Acts 2 and 3 and the Gift of the Holy SpiritWhen you lay out Acts 2 and 3, there are some great comparisons. Both begin the same basic way (Men of Judea, Men of Israel) and contain at least these similarities:
They start by clearing up misunderstandings and reference a direct act of God's power (2:15-20; 3:16-18).
They show how the miracles attest to Jesus (2:22; 3:16).
They speak to "the name of the Lord" (2:21, 38; 3:16).
They reference the guilt of killing Jesus (2:23; 3:14-15).
They affirm the resurrection of Jesus (2:24, 32; 3:15).
They show how it all happened according to God's plan, spoken of through the prophets (2:23-35; 3:18, 21-26).
They contain eyewitness claims (2:32; 3:15).
They contain claims and proof of fulfillment (2:36; 3:18, 25-26).
The emphasis in Acts 2 is that Jesus was raised to sit on David's throne; the emphasis in Acts 3 is that Jesus was raised to fulfill the seed promise and bless all by turning people from sin.
And both contain a command connected with promise.

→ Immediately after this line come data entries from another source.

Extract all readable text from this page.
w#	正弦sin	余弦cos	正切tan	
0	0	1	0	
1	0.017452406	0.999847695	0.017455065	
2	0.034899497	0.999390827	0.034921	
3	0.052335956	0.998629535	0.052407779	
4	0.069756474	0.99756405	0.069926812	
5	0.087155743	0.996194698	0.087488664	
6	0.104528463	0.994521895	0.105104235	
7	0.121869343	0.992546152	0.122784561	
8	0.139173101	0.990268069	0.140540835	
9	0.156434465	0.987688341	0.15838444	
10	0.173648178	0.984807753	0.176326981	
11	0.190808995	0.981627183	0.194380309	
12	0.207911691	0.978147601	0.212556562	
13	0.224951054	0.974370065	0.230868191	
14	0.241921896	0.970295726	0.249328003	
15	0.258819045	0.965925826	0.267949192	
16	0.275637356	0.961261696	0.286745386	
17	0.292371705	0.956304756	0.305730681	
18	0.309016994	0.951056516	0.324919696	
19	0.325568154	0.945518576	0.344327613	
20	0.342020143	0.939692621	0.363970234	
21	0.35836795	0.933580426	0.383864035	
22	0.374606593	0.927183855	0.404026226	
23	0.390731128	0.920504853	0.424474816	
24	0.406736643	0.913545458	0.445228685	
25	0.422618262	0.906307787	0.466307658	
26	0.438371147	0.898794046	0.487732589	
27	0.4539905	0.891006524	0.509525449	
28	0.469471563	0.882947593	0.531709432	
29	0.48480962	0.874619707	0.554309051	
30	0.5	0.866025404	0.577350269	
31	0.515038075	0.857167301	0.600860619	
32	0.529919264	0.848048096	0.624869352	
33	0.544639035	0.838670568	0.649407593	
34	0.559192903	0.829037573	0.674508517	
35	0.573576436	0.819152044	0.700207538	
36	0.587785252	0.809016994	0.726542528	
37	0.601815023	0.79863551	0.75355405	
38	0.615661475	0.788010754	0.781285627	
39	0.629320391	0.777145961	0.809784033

Read Acts 2:38-39 with Acts 3:19-21. Now compare the two in terms of what they say:
"Repent" correlates with … "repent."
"Be baptized" with "return."
"Forgiveness of sins" with "sins blotted out."
"Gift of the Holy Spirit" with "times of refreshing may come from the presence of the Lord."
That last part really intrigues me. The "presence of the Lord" somehow correlates with the "gift of the Holy Spirit." What is it? There is actually a connection made in Isaiah between God's presence and the Holy Spirit. Consider Isaiah 63:7-14, then note the phrases:
"angel of His presence" (v. 9).
"grieved His Holy Spirit (v. 10).
He put His Holy Spirit in their midst (v. 11).
"The Spirit of the Lord gave them rest" (v. 14).
In the garden, Adam and Eve were in the presence of the Lord. They had rest. When they sinned, they lost their peace and they hid from His presence (Gen 3:18). When Cain sinned, He fled God's presence (Gen 4:16).
Yet God's presence was given to the children of Israel through His Spirit, as Isaiah 63 tells us. God told Moses, "My presence shall go with you, and I will give you rest" (Ex 33:14).
When they approached God's presence dishonorably, they suffered the consequences, as is seen in Nabad and Abihu (Lev 10:2; 16:1). The bread in the tabernacle was called "the bread of His presence" (Num 4:7). Many other passages speak of God's presence, whether offering incense (Num 16:7), preparing for battle and crossing the Jordan (Num 32:29, 32), eating and the presentation of produce (Deut 14), the king writing a copy of the Law (Deut 17:18), and so on.
Generally, I conclude that the "presence of God" indicates God's walking in fellowship with His people. To think of the presence of God is to see His constant oversight, His care, and His willingness to be with the people. The Holy Spirit was the "angel of His presence." By comparing Acts 2:38 and 3:19, a case can be made that the "gift of the Holy Spirit" is the restoration of God's presence. Sin results in losing His presence. Through the Spirit, God gives rest (Matt 11:28) and restores this. These are "times of refreshing" that come from His presence. In the end, we will either continue in His presence or suffer the eternal destruction "away from the presence of the Lord and from the glory of His power" (2 Thess 1:9-10).
The essence of the gift of the Holy Spirit, I believe, is the presence of God with us.
This also fits with the idea that God's people are a His temple, "being built together into a dwelling place for God by the Spirit" (Eph 2:22).
"Seek the Lord and His strength; Seek His face continually" (Psa 105:4). Herein we find that God refreshes us, gives us rest and peace, and promises that He will abide with us.